И ей требовалось продемонстрировать каким-то образом свою силу.
– Я хотела показать вам свою резьбу по дереву, – сказала она однажды.
– Ну, по мне, так она того не стоит, – возразил отец.
– Вам интересно посмотреть? – спросила она, сделав движение в сторону двери.
И он поднялся с кресла, хотя лицо его выражало нечто сходное с мнением отца.
– Она в сарае, – сказала Урсула.
И он вышел вслед за ней, хотел он смотреть или же не хотел.
В сарае они предались игре в поцелуи, на этот раз всерьез. Игра была восхитительной, увлекающей. Она обратила к нему лицо, лицо ее смеялось, и в смехе этом был вызов. И он сразу же принял ее вызов. Опутав руку ее волосами, он ласково, постепенно притянул ее к себе, приближая ее лицо; лицо зашлось в самозабвенном смехе, и его глаза зажглись ответным огнем, зажглись радостью этой игры. Он поцеловал ее, утверждая свою власть над ней, и она ответила ему поцелуем, в который вложила всю свою осознанную радость, которую он в ней вызывал. Игра их была опасна, безрассудна и опрометчива, но, зная это, они продолжали играть – не с любовью, но со страстью. Играя, она словно бросала вызов всему миру – она будет целовать его, потому что так ей хочется. И с похожей на цинизм бесшабашностью, отбросив всё, чему, казалось бы, он повиновался, он отвечал на ее вызов.
Она была поистине прекрасна тогда, открытая ему, сияющая, трепещущая, такая беззащитная и так греховно, так трогательно желающая рискнуть. Ее желание пробуждало в нем род безумия. Как трепещущий цветок, широко раскрытый яркому солнцу, она искушала его, бросая ему вызов, и он принимал этот вызов, в глубине души утверждаясь в чем-то. Но под маской веселости в трогательной безрассудности ее таились готовые пролиться слезы. И эти слезы почти сводили его с ума, заставляя изнемогать от желания и муки, единственным утолением которых было телесное обладание.

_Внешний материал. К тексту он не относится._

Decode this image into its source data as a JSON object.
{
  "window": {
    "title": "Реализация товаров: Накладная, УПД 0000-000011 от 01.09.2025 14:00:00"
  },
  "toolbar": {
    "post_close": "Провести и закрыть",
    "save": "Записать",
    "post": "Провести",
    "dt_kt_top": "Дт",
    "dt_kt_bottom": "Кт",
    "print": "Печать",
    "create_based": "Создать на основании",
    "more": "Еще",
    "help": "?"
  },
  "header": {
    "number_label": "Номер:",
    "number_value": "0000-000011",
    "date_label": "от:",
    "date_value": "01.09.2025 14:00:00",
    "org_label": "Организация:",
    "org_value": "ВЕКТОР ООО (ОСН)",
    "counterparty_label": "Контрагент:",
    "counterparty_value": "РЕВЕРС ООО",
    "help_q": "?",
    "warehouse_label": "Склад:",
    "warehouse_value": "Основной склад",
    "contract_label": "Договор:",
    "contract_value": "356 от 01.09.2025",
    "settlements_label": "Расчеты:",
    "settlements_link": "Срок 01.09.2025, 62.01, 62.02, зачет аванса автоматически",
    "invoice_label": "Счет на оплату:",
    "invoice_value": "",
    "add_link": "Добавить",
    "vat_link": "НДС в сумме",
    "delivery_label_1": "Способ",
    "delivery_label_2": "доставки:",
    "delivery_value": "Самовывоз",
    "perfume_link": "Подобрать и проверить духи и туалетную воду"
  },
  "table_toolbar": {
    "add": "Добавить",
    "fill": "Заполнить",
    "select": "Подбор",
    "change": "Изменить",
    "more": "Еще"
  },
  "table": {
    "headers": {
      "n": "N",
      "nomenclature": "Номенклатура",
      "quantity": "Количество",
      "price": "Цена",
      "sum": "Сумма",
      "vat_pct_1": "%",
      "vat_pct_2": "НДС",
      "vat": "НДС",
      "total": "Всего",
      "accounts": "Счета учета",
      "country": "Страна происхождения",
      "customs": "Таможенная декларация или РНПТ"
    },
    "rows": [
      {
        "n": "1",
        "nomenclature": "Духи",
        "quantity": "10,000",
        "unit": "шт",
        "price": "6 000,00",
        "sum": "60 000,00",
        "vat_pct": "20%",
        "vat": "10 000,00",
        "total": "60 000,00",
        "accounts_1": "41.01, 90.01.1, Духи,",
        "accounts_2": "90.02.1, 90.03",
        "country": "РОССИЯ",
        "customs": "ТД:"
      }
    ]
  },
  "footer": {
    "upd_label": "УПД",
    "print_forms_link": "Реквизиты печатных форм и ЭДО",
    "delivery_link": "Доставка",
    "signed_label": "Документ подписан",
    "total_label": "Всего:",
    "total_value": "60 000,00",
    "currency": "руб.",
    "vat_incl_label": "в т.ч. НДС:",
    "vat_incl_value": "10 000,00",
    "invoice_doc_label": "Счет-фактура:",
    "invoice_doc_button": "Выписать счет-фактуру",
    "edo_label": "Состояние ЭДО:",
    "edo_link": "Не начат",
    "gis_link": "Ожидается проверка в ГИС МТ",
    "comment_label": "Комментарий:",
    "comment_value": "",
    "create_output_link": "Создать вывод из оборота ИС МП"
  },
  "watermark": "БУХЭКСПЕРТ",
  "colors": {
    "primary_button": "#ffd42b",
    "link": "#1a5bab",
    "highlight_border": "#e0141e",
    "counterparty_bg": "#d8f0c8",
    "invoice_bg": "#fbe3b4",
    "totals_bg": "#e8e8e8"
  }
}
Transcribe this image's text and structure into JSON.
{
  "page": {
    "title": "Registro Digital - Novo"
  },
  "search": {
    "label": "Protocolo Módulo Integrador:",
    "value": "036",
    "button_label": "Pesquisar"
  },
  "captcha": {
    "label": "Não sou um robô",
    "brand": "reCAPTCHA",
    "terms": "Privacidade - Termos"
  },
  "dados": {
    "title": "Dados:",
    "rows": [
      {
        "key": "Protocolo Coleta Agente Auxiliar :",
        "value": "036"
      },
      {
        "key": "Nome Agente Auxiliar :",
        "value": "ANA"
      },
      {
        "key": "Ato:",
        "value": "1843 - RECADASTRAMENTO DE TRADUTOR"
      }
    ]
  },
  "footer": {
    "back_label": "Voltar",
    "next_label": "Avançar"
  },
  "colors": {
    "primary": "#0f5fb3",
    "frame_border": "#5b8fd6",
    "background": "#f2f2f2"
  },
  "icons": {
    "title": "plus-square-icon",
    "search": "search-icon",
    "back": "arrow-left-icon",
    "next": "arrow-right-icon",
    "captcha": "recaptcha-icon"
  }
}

И вот такие, дрожащие, испуганные, они вернулись в кухню к ее родителям, где опять нацепили личины. Но в душах у обоих пробудилась жажда, утолить которую они были не в силах. Эта жажда обостряла и будоражила все их чувства, становившиеся ярче и выразительнее. Но подспудно во всем этом таилось острое чувство временности, мимолетности того, что с ними происходило. Для обоих это являлось великолепным утверждением себя; он утверждал себя в ее глазах, чувствуя себя бесконечно и неотразимо мужественным; она же утверждалась в его глазах и перед ним, ощущая бесконечную свою желанность, а значит, и силу. И что же, в конечном счете, могла породить такая страсть, если не чувство предельной самоценности обоих – его и ее, в противовес всему остальному миру? Там, где все конечно и печально, душа человеческая в предельной самоценности своей взыскует бесконечности.
И тем не менее, так это началось, так зародилась эта страсть, которой суждено было развиться, – страсть Урсулы познать пределы своей личности, ограниченной и обрисованной противоположностью его личности. Она училась познавать и определять себя по контрасту с ним, лишь в противопоставлении с мужской его сущностью она могла достигать предельного самовыражения, самовыражения женской своей сущности – о, предельно женской – и торжествующей на краткий миг в абсолютном утверждении себя в противоборстве с мужчиной и в противопоставлении ему.
На следующий день, когда он крадучись зашел за ней, она отправилась с ним в церковь. Ее отец мало-помалу ополчился на него, мать же становилась все сердитее и суровее с ней. Но гнева своего родители не проявляли, будучи от природы людьми терпимыми.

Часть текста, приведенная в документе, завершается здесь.